Cela suppose se défaire des ambiguïtés et de la confusion, oui, mais aussi de toute forme de repli sur soi, de dogmatisme, d’absence de démocratie.
La construction d’un parti de masse, même petit, ne peut résulter de la simple accumulation primitive de capital militant, elle exige une politique vis-à-vis des autres forces, des autres courants du mouvement ouvrier, les communistes ayant pour principale caractéristique disait Marx de représenter à chaque étape les intérêts généraux du mouvement.

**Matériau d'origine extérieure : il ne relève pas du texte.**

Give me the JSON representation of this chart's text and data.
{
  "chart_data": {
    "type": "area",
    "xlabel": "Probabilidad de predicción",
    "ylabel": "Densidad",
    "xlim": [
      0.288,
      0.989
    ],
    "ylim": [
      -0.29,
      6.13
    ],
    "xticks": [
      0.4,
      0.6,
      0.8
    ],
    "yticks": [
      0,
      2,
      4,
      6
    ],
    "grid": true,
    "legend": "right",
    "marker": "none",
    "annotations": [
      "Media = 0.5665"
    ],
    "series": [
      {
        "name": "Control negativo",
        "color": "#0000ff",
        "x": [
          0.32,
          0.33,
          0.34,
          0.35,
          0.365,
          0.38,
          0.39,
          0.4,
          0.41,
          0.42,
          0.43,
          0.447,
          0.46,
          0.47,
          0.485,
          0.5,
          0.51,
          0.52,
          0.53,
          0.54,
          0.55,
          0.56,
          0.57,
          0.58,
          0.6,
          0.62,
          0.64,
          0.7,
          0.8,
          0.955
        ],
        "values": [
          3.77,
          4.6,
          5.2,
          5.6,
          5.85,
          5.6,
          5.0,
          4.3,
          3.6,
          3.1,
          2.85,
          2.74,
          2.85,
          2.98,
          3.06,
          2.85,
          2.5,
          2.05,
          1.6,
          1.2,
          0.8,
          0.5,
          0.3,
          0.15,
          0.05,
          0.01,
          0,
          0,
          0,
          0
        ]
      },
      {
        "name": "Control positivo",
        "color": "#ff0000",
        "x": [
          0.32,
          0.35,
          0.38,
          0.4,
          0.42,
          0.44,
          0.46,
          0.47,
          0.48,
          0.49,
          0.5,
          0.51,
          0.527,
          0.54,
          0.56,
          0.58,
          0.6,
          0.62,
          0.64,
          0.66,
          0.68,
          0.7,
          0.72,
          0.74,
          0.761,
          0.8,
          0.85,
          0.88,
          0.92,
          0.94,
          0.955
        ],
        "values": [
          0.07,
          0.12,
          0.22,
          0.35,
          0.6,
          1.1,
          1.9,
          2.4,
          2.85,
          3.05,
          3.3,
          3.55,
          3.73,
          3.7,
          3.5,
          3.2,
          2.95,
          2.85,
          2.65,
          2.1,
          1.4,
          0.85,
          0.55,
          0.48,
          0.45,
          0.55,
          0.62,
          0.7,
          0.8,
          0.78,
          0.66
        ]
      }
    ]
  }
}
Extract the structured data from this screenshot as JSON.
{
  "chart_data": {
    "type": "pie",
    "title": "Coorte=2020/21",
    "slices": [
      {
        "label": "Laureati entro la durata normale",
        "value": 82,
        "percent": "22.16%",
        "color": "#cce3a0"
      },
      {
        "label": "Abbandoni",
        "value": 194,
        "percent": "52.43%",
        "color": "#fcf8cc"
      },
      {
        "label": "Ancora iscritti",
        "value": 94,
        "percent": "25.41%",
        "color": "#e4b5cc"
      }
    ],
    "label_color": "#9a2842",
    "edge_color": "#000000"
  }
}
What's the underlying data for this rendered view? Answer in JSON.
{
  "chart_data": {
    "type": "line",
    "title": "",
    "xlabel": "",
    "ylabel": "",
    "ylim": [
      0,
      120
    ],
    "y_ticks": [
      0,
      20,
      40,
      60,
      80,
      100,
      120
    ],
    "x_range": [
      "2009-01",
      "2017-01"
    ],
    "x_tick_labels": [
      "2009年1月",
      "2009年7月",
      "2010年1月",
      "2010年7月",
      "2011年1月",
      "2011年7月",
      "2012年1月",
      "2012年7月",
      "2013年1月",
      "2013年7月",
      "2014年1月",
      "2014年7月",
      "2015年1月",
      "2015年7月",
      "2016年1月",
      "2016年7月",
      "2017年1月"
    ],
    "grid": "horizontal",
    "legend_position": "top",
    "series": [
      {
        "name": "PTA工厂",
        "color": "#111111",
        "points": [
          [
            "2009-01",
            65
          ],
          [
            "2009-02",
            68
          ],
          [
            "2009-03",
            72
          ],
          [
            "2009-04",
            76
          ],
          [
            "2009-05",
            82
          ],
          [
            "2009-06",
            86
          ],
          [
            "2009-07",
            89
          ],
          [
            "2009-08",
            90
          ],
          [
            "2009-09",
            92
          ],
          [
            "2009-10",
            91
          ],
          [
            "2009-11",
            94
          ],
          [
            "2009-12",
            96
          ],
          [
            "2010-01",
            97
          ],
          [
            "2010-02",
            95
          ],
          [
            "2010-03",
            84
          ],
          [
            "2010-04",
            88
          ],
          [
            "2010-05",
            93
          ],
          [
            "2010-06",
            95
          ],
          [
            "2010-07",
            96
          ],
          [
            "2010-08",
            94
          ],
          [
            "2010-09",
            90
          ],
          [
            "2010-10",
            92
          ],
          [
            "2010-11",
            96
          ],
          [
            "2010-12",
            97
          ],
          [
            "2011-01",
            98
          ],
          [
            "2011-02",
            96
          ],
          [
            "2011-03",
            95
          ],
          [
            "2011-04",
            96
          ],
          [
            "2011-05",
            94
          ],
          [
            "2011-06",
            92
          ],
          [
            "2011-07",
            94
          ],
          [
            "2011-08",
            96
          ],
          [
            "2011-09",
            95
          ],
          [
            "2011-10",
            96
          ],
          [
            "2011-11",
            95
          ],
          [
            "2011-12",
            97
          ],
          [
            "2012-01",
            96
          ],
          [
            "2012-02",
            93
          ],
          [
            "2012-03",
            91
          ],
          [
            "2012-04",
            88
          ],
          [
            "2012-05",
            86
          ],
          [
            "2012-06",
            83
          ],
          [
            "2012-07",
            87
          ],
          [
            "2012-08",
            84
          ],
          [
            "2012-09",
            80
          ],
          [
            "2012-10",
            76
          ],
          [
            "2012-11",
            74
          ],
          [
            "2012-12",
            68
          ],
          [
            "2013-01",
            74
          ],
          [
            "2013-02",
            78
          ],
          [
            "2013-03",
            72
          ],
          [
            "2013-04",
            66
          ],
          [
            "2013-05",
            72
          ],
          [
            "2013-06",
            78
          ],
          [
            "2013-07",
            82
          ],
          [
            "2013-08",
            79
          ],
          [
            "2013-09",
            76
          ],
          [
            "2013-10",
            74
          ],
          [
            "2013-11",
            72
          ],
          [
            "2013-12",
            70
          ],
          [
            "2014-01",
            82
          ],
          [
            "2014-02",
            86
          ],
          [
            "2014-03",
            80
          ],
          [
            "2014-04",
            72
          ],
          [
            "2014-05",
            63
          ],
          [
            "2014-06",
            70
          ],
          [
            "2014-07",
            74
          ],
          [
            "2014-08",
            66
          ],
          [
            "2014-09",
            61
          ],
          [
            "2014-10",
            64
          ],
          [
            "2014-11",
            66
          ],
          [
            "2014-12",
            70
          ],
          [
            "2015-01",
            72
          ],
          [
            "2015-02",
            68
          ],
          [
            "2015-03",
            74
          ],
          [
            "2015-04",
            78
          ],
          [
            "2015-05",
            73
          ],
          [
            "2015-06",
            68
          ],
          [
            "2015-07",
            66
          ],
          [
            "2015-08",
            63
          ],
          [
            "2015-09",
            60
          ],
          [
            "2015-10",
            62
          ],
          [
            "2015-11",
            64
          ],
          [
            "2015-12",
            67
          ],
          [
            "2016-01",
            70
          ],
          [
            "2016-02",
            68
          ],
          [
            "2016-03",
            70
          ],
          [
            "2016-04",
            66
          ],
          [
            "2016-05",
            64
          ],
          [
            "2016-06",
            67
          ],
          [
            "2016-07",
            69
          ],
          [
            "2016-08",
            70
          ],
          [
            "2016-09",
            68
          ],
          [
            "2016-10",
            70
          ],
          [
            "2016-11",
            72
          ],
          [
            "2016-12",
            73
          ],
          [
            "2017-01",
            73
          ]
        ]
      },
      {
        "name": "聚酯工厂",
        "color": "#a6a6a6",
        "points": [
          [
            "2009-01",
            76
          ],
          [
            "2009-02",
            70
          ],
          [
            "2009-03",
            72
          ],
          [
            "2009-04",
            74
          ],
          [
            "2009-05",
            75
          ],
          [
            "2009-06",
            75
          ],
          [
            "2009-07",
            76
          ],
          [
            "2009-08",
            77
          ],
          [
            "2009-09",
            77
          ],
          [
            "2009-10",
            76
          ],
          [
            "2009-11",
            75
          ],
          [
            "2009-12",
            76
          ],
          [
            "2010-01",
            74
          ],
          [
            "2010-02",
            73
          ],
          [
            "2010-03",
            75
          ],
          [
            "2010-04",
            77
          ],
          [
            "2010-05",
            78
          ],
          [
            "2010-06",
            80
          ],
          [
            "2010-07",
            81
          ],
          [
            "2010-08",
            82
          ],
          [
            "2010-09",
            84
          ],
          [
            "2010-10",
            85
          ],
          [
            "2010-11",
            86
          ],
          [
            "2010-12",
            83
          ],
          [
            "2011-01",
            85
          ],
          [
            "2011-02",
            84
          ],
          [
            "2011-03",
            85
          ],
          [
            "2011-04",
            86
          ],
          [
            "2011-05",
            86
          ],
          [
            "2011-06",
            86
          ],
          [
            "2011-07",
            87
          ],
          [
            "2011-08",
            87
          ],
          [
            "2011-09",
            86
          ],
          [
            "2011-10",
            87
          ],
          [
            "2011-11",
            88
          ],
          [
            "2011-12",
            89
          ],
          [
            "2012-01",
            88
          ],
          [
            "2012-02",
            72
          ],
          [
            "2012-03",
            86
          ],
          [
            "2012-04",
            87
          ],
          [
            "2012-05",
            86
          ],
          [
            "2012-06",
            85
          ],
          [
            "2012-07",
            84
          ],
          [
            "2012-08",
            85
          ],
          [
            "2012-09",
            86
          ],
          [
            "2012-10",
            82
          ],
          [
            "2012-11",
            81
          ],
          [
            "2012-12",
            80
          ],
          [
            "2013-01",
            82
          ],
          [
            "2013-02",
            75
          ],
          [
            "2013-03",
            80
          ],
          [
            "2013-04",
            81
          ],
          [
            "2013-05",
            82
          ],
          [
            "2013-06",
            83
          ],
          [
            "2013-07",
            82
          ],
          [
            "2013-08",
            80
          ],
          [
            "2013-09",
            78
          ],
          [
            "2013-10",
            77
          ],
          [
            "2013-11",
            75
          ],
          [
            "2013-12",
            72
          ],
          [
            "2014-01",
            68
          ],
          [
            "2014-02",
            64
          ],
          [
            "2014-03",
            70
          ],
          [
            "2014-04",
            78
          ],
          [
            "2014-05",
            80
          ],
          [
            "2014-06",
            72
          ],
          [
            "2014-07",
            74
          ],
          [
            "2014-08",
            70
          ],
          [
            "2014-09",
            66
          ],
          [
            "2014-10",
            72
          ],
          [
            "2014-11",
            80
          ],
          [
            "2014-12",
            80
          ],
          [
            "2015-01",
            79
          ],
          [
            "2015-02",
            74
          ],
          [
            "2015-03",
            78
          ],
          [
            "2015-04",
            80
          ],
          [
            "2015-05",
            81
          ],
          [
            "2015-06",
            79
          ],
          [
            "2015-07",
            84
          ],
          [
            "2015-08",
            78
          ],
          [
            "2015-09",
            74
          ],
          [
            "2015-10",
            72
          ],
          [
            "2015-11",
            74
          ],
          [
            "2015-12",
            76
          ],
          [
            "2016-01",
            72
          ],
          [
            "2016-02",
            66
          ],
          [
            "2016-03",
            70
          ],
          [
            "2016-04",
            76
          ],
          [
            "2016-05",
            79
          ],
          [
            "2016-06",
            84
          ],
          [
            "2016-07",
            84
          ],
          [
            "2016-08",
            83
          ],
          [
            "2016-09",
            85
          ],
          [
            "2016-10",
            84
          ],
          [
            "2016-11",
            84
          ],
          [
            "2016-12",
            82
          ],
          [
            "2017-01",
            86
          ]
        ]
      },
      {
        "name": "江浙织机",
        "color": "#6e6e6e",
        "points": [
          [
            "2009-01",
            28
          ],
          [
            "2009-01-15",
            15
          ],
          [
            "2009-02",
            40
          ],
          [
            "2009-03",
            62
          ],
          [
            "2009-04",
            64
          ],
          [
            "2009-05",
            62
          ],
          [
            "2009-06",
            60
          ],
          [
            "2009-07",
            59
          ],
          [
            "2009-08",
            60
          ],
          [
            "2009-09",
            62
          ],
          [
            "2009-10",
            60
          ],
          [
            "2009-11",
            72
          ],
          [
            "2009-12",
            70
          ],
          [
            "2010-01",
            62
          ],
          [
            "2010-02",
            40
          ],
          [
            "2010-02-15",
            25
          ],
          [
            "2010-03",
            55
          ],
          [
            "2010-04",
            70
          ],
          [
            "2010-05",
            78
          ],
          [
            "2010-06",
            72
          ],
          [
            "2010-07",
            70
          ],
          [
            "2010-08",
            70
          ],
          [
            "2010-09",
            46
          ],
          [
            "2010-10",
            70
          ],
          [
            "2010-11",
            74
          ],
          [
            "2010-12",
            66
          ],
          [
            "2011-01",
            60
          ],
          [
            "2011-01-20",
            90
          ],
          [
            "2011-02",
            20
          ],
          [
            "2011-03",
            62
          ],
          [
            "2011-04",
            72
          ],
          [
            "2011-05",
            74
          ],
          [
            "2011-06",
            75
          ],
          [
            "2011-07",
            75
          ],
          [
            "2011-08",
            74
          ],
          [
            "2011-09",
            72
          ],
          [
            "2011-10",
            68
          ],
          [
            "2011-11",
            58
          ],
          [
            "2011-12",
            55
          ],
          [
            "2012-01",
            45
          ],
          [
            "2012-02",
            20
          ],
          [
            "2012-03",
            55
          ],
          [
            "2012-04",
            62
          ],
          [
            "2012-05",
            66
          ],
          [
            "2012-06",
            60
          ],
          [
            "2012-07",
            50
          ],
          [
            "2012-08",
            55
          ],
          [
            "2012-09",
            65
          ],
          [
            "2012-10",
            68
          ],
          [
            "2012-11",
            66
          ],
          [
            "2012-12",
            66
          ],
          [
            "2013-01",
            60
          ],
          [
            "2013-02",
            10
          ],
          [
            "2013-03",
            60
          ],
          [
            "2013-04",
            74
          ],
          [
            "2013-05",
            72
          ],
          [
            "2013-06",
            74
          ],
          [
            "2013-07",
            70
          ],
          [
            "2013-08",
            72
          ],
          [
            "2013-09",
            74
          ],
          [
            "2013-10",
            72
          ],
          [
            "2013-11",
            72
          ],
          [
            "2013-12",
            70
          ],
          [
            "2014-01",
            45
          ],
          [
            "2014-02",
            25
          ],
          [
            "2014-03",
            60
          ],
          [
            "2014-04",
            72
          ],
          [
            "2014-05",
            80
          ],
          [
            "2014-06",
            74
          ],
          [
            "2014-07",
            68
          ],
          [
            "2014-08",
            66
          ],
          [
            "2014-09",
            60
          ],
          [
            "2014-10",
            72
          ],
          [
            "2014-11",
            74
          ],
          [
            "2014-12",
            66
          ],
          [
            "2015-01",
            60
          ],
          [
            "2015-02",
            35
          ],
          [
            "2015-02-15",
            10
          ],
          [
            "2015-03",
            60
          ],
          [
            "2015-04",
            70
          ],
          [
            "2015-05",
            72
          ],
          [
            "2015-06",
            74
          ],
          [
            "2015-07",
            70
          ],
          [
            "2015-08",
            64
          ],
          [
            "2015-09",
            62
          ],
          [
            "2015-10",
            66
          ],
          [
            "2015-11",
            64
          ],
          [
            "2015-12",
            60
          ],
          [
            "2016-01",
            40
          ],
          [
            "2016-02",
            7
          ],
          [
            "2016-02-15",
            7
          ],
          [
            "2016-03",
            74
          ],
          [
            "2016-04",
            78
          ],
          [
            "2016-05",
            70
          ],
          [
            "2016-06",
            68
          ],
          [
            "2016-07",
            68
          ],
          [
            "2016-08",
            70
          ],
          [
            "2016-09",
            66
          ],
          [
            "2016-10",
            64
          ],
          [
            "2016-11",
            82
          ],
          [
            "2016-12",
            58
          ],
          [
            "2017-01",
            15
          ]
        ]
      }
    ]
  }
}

Et surtout, cela implique ne pas se défausser de ses responsabilités sur le dos de la classe ouvrière aujourd’hui trop démoralisée et qui demain rallierait celles et ceux qui auront su préserver le programme. Langue de bois et images d’Epinal !
Alors oui, nous sommes devant de vastes tâches de reconstruction qui exigent des révolutionnaires qu’ils soient à même de rassembler, de regrouper toutes les forces disponibles autour d’une politique de classe à travers des rapports démocratiques dans la perspective de la conquête du pouvoir, d’une démocratie révolutionnaire ouvrant la voie du socialisme et du communisme.
Défendre une telle perspective n’implique nullement une politique fermée aux autres forces, bien au contraire. L’histoire donne pleinement raison à nos idées, les conditions objectives qui avaient déjà profondément changé en 1995, à la fin du siècle dernier, ont mûri. Elles nous encouragent à être offensifs pour porter, face à l’effondrement des vieux partis issus du mouvement ouvrier comme à l’impasse du populisme de gauche, la perspective d’un parti des travailleurs.